Bagian 3
Pov: Fika
Malam ini, aku sangat bahagia. Mas Ben begitu hangat menyambutku dengan cintanya. Matanya yang menatapku penuh hasrat, membuatku semakin ingin terus memilikinya. Semakin ingin menjadi satu-satunya miliknya. Namun, saat raga ini sudah pasrah menerima cintanya, Mas Ben secara tiba-tiba tak meneruskannya. Ponsel miliknya yang berdering, membuatnya beralih dariku.
Hanya karena suara ponsel berdering, Mas Ben rela melewatkan bibirku yang sudah basah oleh cintanya. Wajahnya kulihat gusar. Ada garis ketakutan yang tersirat setelah menatap lekat layar ponselnya.
"Siapa, Mas?

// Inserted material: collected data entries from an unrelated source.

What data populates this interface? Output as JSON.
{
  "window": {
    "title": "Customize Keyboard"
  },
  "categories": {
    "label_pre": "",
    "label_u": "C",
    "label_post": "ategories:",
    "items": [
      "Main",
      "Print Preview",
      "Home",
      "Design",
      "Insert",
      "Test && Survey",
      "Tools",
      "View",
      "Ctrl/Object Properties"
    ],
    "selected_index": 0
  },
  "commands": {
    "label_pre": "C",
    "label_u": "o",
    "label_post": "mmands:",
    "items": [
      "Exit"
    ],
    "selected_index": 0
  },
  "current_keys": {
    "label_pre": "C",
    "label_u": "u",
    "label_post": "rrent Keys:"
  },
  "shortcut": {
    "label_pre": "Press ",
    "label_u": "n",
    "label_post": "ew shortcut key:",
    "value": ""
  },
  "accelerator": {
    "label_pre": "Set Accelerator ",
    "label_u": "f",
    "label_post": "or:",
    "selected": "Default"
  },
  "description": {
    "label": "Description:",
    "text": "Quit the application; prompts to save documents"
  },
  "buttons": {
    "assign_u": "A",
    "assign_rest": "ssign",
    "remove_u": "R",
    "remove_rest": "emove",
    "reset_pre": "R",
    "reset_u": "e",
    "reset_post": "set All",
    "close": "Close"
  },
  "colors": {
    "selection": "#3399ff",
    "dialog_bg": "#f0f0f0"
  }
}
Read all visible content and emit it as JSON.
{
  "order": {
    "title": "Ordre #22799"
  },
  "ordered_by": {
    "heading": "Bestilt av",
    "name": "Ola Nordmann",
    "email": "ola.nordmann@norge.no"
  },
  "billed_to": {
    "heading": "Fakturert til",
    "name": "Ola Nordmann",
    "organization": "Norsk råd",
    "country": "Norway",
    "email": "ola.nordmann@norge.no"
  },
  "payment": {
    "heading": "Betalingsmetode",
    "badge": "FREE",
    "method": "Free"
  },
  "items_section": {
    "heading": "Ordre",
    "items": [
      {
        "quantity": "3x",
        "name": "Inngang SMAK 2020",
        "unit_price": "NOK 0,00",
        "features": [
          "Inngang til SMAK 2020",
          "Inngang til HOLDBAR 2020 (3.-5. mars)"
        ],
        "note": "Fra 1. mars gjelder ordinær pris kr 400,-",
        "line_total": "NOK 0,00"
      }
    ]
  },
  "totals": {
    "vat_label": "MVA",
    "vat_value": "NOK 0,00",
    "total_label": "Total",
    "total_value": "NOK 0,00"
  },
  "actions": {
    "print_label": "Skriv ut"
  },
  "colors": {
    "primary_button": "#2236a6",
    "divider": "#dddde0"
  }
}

Mila?" kataku yang langsung mendekatinya
Hening. Tak ada jawaban.
"Mas?" tanyaku lagi ketika Mas Ben tak menjawab kata-kataku.
Mas Ben menarik nafas panjang, yang kemudian kudengar helaan nafas beratnya ia hentakkan melalui mulut. Melihat sikapnya seperti ini, aku semakin cemas. Rasanya seperti ada yang mengganjal di hati Mas Ben hingga wajah yang tadinya berbinar, kini berubah gundah.
"Mila minta cerai. Dia tahu aku menikah lagi," katanya yang akhirnya bersuara.
Tak terasa bibirku tertarik membuat wajah ini tersenyum bahagia. Memang ini yang aku harapkan. Menjadi satu-satunya istri Mas Ben. Istri dari kepala teknik pertambangan di perusahaan tersohor. Kabar gembira yang membuat hati ini semakin berbunga. Hadiah pernikahan yang sangat menakjubkan.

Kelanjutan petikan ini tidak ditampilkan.